The next-to-last reading in the Broadkill Press/Irish Eyes Literary Series for this year will feature the work of poets Billie Travalini and Pat Goodman. The reading is set for 7 p.m., Wednesday, Nov. 30, at Irish Eyes restaurant in Milton. An open mike will follow.
Travalini, a recipient of a 2014 Governor's Award for the Arts, has received three Delaware Division of the Arts Fellowships. Her most recent publications include her memoir "Blood Sisters," a short story "On Hearing My Son is Socrates and My Husband Frank Sinatra," and a poem "In My Dreams." She co-founded and coordinates the Lewes Creative Writers Conference, now in its 10th year, teaches creative writing at Wilmington University and is busy at work on "Rush Limbaugh and the French Apple Pie and Other Stories" and "Rules to Survive Childhood," a sequel to "Blood Sisters."

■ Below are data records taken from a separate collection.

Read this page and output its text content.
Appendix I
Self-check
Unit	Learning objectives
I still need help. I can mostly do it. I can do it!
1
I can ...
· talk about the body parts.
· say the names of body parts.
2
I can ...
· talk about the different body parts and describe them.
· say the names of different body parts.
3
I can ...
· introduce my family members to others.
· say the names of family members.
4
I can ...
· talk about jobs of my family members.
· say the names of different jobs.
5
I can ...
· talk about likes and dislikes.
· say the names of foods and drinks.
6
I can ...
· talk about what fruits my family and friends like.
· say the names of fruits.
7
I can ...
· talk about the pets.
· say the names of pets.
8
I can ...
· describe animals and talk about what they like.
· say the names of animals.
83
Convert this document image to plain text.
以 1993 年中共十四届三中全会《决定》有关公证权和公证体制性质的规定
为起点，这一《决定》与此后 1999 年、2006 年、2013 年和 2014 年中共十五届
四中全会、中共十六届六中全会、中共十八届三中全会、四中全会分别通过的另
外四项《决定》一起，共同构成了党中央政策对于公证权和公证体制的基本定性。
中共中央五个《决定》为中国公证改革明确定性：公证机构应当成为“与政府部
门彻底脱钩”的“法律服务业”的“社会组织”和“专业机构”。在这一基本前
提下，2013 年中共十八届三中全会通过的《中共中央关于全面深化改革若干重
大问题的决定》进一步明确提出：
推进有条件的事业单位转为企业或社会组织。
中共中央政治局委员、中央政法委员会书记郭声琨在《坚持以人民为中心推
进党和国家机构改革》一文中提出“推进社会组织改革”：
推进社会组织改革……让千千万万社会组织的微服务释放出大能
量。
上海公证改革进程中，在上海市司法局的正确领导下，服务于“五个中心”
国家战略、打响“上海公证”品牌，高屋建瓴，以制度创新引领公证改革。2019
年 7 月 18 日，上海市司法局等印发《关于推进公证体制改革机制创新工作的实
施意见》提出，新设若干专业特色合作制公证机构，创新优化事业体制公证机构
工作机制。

Goodman is a widowed mother and grandmother who spent her career raising, training and showing horses with her orthodontist husband on their farm in Chadds Ford, Pa. She now lives in northern Delaware, where she enjoys writing, singing, birding, gardening and spending time with her family. Many of her poems have been published in both print and online journals and anthologies, and she was the 2013 and 2014 winner of Delaware Press Association's Communication in Poetry. Her first full-length book of poetry, "Closer to the Ground," was a finalist in the Dogfish Head Poetry Contest and was published in August 2014 by Main Street Rag Publishing Co. In 2015 she received her first Pushcart nomination. Much of her inspiration comes from the natural world.